Test both directly before wiring them into the agent:
print(search_wikipedia("Indian Space Research Organisation"))
print(get_wikipedia_details("Indian Space Research Organisation"))
Notice: every tool returns a string even on failure. The model reads the error message and decides what to do next. Never raise exceptions from tools. Return them as information.
model = OpenAIModel(
client_args={
"api_key": os.environ.get("GROQ_API_KEY"),
"base_url": "https://api.groq.com/openai/v1",
},
model_id="llama-3.3-70b-versatile",
params={"parallel_tool_calls": False, "temperature": 0},
)
research_agent = Agent(
model=model,
tools=[search_wikipedia, get_wikipedia_details],
system_prompt="You are a research assistant. You have two tools: search_wikipedia for quick summaries and get_wikipedia_details for in-depth content. Use them to answer questions accurately."
)
response = research_agent("What is ISRO and what were its major milestones?")
print(response)
Watch what happens. The agent calls search_wikipedia for the overview, then calls get_wikipedia_details to pull the full article when it needs more depth. Two tools, one answer, all from live data.

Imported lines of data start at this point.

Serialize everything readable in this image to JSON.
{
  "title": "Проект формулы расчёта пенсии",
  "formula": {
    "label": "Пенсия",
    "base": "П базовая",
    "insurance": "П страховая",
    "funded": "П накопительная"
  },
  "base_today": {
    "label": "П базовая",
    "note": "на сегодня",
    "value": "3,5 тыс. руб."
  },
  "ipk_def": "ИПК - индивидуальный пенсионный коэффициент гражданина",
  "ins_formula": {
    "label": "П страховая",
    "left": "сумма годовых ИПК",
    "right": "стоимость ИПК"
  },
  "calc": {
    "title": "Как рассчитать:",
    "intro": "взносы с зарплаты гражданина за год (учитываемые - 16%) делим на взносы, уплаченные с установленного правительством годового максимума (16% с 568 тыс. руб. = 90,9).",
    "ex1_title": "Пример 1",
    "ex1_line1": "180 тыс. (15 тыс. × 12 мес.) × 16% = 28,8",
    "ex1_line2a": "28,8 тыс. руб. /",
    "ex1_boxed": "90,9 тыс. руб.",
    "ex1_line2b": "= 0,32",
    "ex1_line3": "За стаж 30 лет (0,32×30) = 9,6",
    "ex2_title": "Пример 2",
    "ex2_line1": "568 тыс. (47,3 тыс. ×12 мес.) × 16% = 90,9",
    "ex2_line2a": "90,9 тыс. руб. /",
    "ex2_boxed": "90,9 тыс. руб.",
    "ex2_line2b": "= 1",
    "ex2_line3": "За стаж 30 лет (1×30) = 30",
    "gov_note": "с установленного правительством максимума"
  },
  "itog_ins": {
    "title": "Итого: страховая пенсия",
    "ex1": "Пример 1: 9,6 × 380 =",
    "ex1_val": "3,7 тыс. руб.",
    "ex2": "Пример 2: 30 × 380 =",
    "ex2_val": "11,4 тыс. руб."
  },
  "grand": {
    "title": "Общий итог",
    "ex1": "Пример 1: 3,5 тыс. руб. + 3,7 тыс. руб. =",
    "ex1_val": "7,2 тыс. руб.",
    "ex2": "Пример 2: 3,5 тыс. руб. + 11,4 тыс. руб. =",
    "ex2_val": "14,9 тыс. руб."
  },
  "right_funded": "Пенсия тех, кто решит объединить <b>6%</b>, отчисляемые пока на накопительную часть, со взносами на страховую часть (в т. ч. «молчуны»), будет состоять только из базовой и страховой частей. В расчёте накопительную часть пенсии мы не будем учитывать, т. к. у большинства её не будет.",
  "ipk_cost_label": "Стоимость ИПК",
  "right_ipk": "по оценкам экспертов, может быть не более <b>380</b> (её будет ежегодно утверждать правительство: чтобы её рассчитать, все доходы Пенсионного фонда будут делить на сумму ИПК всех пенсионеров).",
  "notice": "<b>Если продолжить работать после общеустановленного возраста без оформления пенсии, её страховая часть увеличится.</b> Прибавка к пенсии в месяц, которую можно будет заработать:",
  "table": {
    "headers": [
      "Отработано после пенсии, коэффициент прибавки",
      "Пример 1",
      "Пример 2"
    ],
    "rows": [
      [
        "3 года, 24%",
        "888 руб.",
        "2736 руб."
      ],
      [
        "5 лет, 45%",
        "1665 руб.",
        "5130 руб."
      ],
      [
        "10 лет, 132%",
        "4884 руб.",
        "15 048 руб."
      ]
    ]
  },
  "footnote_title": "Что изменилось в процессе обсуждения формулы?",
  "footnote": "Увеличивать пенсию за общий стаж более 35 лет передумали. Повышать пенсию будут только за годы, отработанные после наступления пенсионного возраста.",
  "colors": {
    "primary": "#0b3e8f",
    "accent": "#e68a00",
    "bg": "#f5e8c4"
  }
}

Two things matter for reliable tool calling. First, the system prompt: phrases like “Always search before answering” force the model to call a tool even when it is uncertain — it generates malformed JSON and the API throws an error. Guide the model toward tools, do not command it. Second, temperature: set it to 0 for tool-calling agents. Higher temperature introduces randomness into the structured JSON the model must generate for each function call. At temperature 0, that output is deterministic and correct every time.
Knowing what your agent is doing matters for debugging and for showing others how it works.
def run_and_log(agent, question):
print(f"Question: {question}\n")
print("Agent working...\n")
start = time.time()
result = agent(question)
elapsed = round(time.time() - start, 2)
print(f"\nAnswer:\n{result}")
print(f"\nCompleted in {elapsed}s")
run_and_log(
research_agent,
"What is Chandrayaan-3 and why was it significant?"
)
Build a research agent that answers a question you actually have. Something you have been meaning to look up properly. Ask it at least three different questions. Try topics it might struggle with — something obscure, something recent.
A good agent tells you when it cannot find reliable information rather than making something up. Test that too.
Four days ago your agent read a file on your machine. Today it reads the internet.
The tools are still just Python functions. The agent is still the same loop. But the surface it can reach has expanded from your laptop to every Wikipedia article on the web. And the key design rule: keep tool arguments as simple strings. Never ask the model to generate a URL or structured data as input — that is where function calling breaks.
Tomorrow you wire everything together.